Selon la France, les progrès restent insuffisants pour parvenir à un accord. Les divergences portent entre autres sur le développement et la question des sanctions.

«L'Iran doit maintenant faire des choix difficiles s'il souhaite vraiment regagner la confiance de la communauté internationale», a déclaré François Delattre, l'ambassadeur de France auprès des Nations unies.

«L'Iran doit maintenant faire des choix difficiles s'il souhaite vraiment regagner la confiance de la communauté internationale», a déclaré François Delattre, l'ambassadeur de France auprès des Nations unies.

AFP

La France a estimé ce mardi 24 mars que des progrès «insuffisants» avaient été faits pour parvenir à un accord sur le programme nucléaire de l'Iran entre Téhéran et les six grandes puissances.

Des divergences portent notamment sur la recherche et le développement et la question des sanctions.

«L'Iran doit maintenant faire des choix difficiles s'il souhaite vraiment regagner la confiance de la communauté internationale», a déclaré François Delattre, l'ambassadeur de France auprès des Nations unies, lors d'une réunion du Conseil de sécurité consacrée aux sanctions contre l'Iran.

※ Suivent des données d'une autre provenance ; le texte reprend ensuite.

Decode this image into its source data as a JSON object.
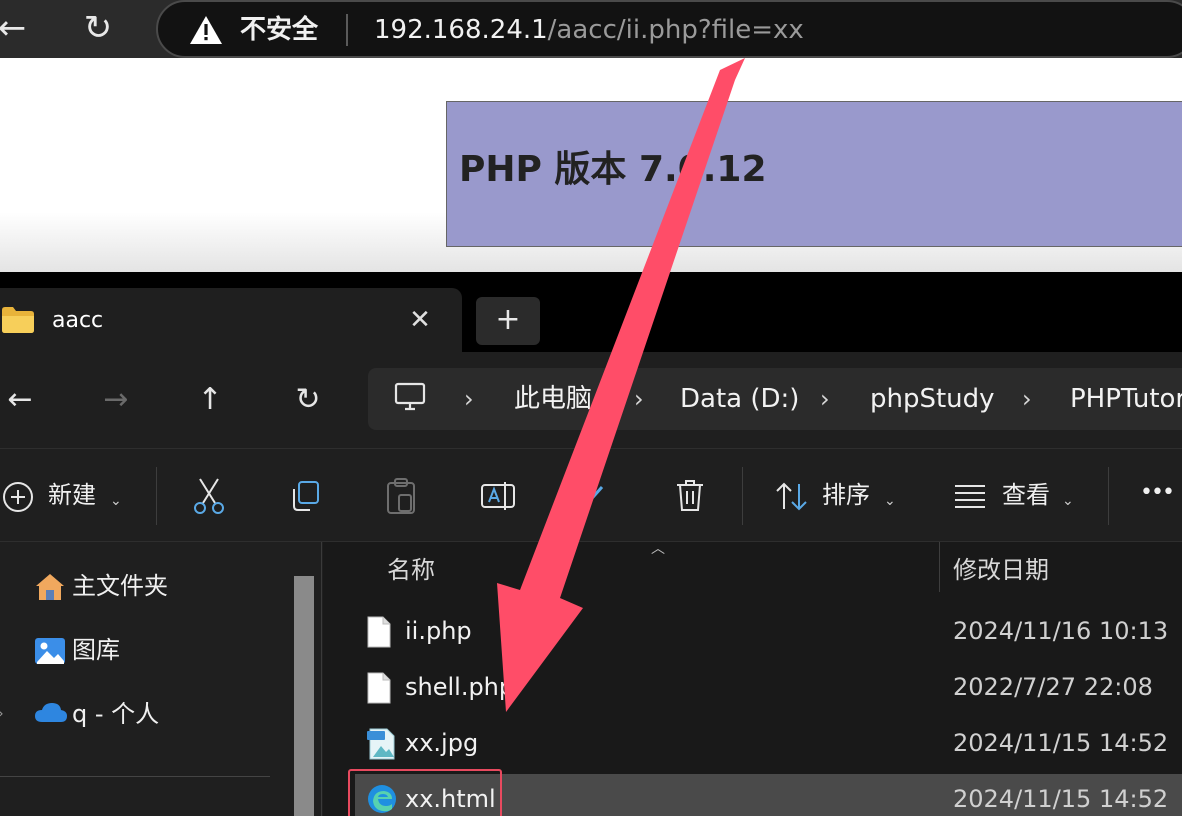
{
  "browser": {
    "security_label": "不安全",
    "url_host": "192.168.24.1",
    "url_path": "/aacc/ii.php?file=xx",
    "back_glyph": "←",
    "reload_glyph": "↻"
  },
  "page": {
    "php_heading": "PHP 版本 7.0.12"
  },
  "explorer": {
    "tab": {
      "label": "aacc",
      "close_glyph": "✕"
    },
    "new_tab_glyph": "+",
    "nav_buttons": {
      "back": "←",
      "forward": "→",
      "up": "↑",
      "refresh": "↻"
    },
    "breadcrumb": [
      "此电脑",
      "Data (D:)",
      "phpStudy",
      "PHPTutor"
    ],
    "breadcrumb_separator": "›",
    "toolbar": {
      "new_label": "新建",
      "sort_label": "排序",
      "view_label": "查看",
      "more_label": "•••"
    },
    "nav_pane": {
      "items": [
        {
          "label": "主文件夹",
          "icon": "home-icon"
        },
        {
          "label": "图库",
          "icon": "gallery-icon"
        },
        {
          "label": "q - 个人",
          "icon": "onedrive-icon"
        }
      ]
    },
    "columns": {
      "name": "名称",
      "modified": "修改日期"
    },
    "files": [
      {
        "name": "ii.php",
        "modified": "2024/11/16 10:13",
        "icon": "file-icon"
      },
      {
        "name": "shell.php",
        "modified": "2022/7/27 22:08",
        "icon": "file-icon"
      },
      {
        "name": "xx.jpg",
        "modified": "2024/11/15 14:52",
        "icon": "jpg-file-icon"
      },
      {
        "name": "xx.html",
        "modified": "2024/11/15 14:52",
        "icon": "edge-html-icon",
        "selected": true
      }
    ]
  },
  "annotation": {
    "arrow_color": "#ff4d68"
  }
}
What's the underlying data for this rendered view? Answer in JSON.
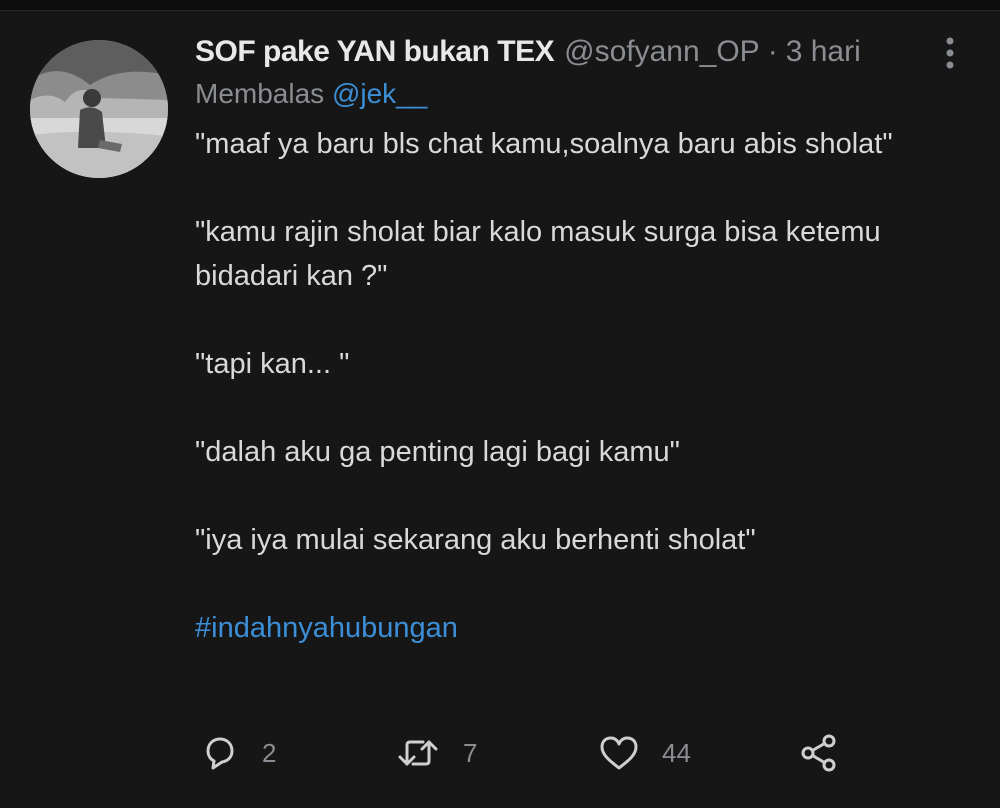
{
  "tweet": {
    "display_name": "SOF pake YAN bukan TEX",
    "handle": "@sofyann_OP",
    "separator": "·",
    "time": "3 hari",
    "replying_prefix": "Membalas",
    "replying_to": "@jek__",
    "paragraphs": [
      "\"maaf ya baru bls chat kamu,soalnya baru abis sholat\"",
      "\"kamu rajin sholat biar kalo masuk surga bisa ketemu bidadari kan ?\"",
      "\"tapi kan... \"",
      "\"dalah aku ga penting lagi bagi kamu\"",
      "\"iya iya mulai sekarang aku berhenti sholat\""
    ],
    "hashtag": "#indahnyahubungan"
  },
  "actions": {
    "reply_count": "2",
    "retweet_count": "7",
    "like_count": "44"
  },
  "icons": {
    "more": "more-vertical-icon",
    "reply": "reply-icon",
    "retweet": "retweet-icon",
    "like": "heart-icon",
    "share": "share-icon"
  },
  "colors": {
    "background": "#161616",
    "text": "#d9d9d9",
    "muted": "#8a8d91",
    "accent": "#3c8fd6"
  }
}
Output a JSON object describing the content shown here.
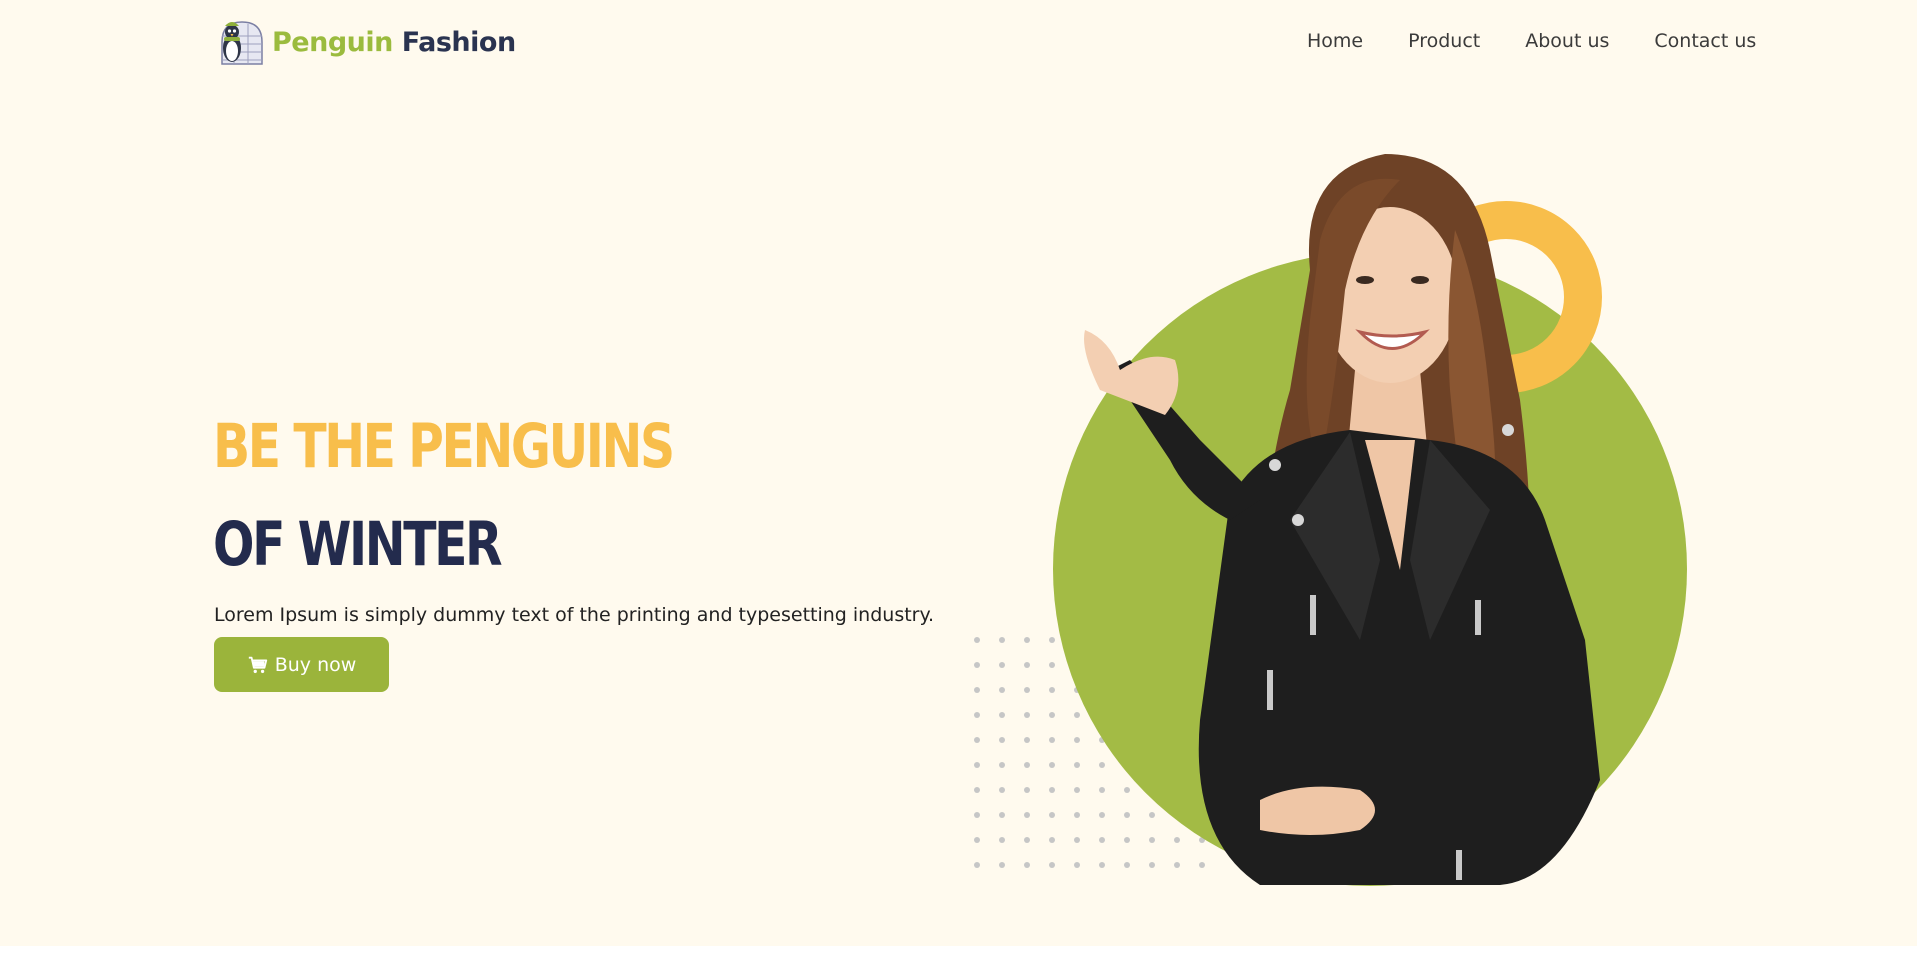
{
  "brand": {
    "word1": "Penguin",
    "word2": "Fashion"
  },
  "nav": {
    "items": [
      "Home",
      "Product",
      "About us",
      "Contact us"
    ]
  },
  "hero": {
    "headline_line1": "BE THE PENGUINS",
    "headline_line2": "OF WINTER",
    "tagline": "Lorem Ipsum is simply dummy text of the printing and typesetting industry.",
    "cta_label": "Buy now"
  },
  "colors": {
    "background": "#fffaee",
    "accent_green": "#9bb43b",
    "accent_yellow": "#f8be4b",
    "navy": "#232b4d"
  },
  "icons": [
    "penguin-logo-icon",
    "cart-icon"
  ]
}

L'Iran, et le groupe du P5 1, les cinq membres permanents du Conseil de sécurité (Etats-Unis, France, Chine, Russie, Royaume-Uni) l'Allemagne, doivent reprendre leurs négociations cette semaine en Suisse avec pour objectif de conclure un accord politique pour le 31 mars et un accord complet, avec les détails techniques, pour le 30 juin.

Centrifugeuses

La principale pierre d'achoppement, disent les pays occidentaux, reste la demande de l'Iran à ce qu'il n'y ait pas de limites à son programme de recherche et développement pour les centrifugeuses de haut niveau, qui purifient l'uranium qui sera utilisé dans des réacteurs nucléaires, ou, s'il est hautement enrichi, dans les armes.

Un autre problème concerne les sanctions. L'Iran veut la levée immédiate de toutes les sanctions de l'ONU une fois l'accord conclu, ainsi que des sanctions les plus handicapantes mises en place par les Etats-Unis et l'Union européenne.

«L'Iran va devoir faire montre de plus de souplesse et prendre certaines décisions difficiles dans les jours qui viennent si nous voulons conclure un accord», a déclaré au conseil l'ambassadeur adjoint du Royaume-Uni, Peter Wilson.

Durant les discussions la semaine dernière, la France a insisté pour que la période de restrictions sur les travaux nucléaires de l'Iran soit plus longue. Elle s'est aussi opposée à l'idée de suspendre certaines sanctions de l'ONU rapidement.

«Nous sommes déterminés à parvenir à un accord solide (...) qui permette l'établissement et la garantie à long terme des buts exclusivement pacifiques du programme nucléaire iranien», a déclaré François Delattre.